DESCRIPTION (provided by applicant): SCD is a genetic blood disorder characterized by abnormal hemoglobin S (HbS) synthesis with sickle cell anemia (SCA) as the most common subtype. Stroke is the most frequent cause of death and long-term disability in both children and adults with SCD. Studies of patients with focal neurologic deficits have revealed abnormalities of both large and small vessels in SCD. Currently, the main clinical screening test is the use of transcranial Doppler (TCD) for neurologically asymptomatic children with SCD. The TCD test has a low positive predictive value and is not effective to screen stroke risk in adult SCD patients. Cerebral blood flow (CBF), a measure of the microvascular perfusion of the brain, has been recognized as a potentially more sensitive and specific indicator of early cerebrovascular impairment in both children and adults with SCD. CBF measurement based on the arterial spin labeling (ASL) MRI technique is promising as it does not require a contrast agent and is free of radiation. However, the existing ASL techniques often acquire 2D multi-slice perfusion-weighted MRI at a single post-labeling delay and, for CBF calculation, make assumptions on a number of parameters that are related to blood properties, such as arterial arrival time (AAT), longitudinal relaxation time (T1) of blood and labeling efficiency. The overall goal of the research proposed is to develop and validate a multi-delay 3D ASL protocol combined with per-subject measurements of blood T1 and labeling efficiency, which provides accurate and reliable perfusion metrics (CBF and AAT) for SCD patients. The measured CBF and AAT are expected to allow detection of both small and large vessel disease simultaneously for SCD. The specific aims of this study is first to develop a comprehensive and fast ASL-based perfusion protocol and demonstrate its reliability and reproducibility in healthy volunteers (Aim 1), then to validate the measured CBF and AAT with phase-contrast MR Angiography (PC-MRA) and dynamic susceptibility contrast (DSC) MRI in a group of SCA patients without a history of stroke (Aim 2), and finally to monitor CBF and AAT in patients with SCD and a history of stroke to explore the association between CBF and AAT and recurrent brain injury (Aim 3).

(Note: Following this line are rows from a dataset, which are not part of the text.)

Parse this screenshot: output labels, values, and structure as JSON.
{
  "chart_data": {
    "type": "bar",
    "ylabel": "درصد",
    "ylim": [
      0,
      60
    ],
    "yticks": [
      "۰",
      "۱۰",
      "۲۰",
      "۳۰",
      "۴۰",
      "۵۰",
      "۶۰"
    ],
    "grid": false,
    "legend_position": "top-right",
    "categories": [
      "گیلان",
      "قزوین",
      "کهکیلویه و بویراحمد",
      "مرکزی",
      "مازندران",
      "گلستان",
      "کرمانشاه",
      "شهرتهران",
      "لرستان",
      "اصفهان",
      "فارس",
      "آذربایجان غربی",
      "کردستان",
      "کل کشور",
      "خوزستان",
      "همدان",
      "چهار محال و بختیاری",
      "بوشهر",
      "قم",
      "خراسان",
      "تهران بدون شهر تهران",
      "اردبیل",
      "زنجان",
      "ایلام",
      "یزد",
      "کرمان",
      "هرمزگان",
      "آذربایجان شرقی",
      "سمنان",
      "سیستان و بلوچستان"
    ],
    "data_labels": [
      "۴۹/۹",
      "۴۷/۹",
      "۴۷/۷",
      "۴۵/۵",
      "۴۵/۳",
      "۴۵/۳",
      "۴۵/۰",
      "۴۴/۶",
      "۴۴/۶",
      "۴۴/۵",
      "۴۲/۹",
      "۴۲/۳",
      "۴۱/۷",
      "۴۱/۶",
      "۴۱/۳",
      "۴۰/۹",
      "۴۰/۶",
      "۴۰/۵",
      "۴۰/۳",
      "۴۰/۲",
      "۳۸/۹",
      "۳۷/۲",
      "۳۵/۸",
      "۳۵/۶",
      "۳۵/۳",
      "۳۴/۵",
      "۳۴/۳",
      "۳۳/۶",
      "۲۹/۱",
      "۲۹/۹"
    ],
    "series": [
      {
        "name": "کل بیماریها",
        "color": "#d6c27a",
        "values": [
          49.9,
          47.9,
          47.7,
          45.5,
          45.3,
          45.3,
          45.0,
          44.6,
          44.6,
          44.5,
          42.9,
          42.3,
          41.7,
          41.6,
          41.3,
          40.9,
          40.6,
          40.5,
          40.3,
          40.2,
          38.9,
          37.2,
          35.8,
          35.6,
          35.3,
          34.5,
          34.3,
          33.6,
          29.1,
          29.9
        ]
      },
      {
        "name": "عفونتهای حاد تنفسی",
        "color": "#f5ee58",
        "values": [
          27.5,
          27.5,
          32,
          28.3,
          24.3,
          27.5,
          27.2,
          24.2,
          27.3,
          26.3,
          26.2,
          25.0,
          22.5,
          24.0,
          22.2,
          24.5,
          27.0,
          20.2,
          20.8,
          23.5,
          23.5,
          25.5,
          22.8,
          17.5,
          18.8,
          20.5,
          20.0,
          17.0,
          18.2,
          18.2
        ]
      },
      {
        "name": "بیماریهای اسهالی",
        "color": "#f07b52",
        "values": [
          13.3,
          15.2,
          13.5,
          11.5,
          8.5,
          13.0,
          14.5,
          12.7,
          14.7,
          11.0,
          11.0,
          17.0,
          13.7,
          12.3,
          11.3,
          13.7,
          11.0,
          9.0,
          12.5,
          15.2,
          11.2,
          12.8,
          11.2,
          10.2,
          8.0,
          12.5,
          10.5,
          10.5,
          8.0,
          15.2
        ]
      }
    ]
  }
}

描述(申请人提供)：SCD是一种遗传性血液疾病，以血红蛋白S(HbS)合成异常为特征，最常见的亚型为镰状细胞性贫血(SCA)。中风是SCD儿童和成人最常见的死亡和长期残疾原因。对局灶性神经功能障碍患者的研究显示，SCD的大血管和小血管都有异常。目前，临床上主要的筛查试验是使用经颅多普勒(TCD)对无神经症状的SCD儿童进行筛查。TCD试验阳性预测值低，不能有效筛查成年SCD患者的卒中风险。脑血流量(CBF)是衡量脑微血管灌注量的指标，已被公认为是儿童和成人SCD早期脑血管损害的更敏感和更特异的指标。基于动脉自旋标记(ASL)MRI技术的CBF测量具有不需要造影剂和无辐射的优点，具有广阔的应用前景。然而，现有的ASL技术通常在单个标记后延迟获得2D多层灌注加权MRI，并且在计算CBF时，对与血液特性有关的许多参数进行假设，如动脉到达时间(AAT)、血液纵向松弛时间(T1)和标记效率。这项研究的总体目标是开发和验证多延迟3D ASL方案，结合每个受试者的血液T1和标记效率的测量，为SCD患者提供准确可靠的血流灌注指标(CBF和AAT)。测量的CBF和AAT有望同时检测SCD的小血管和大血管疾病。这项研究的具体目的是首先开发一种全面和快速的基于ASL的灌流方案，并在健康志愿者中证明其可靠性和重复性(目标1)，然后验证 用相位对比磁共振血管成像(PC-MRA)和动态磁化率对比(DSC)MRI对一组无卒中病史的SCA患者进行CBF和AAT的检测(AIM 2)，最后监测有卒中病史的SCD患者的CBF和AAT，以探讨CBF和AAT与复发性脑损伤的关系(AIM 3)。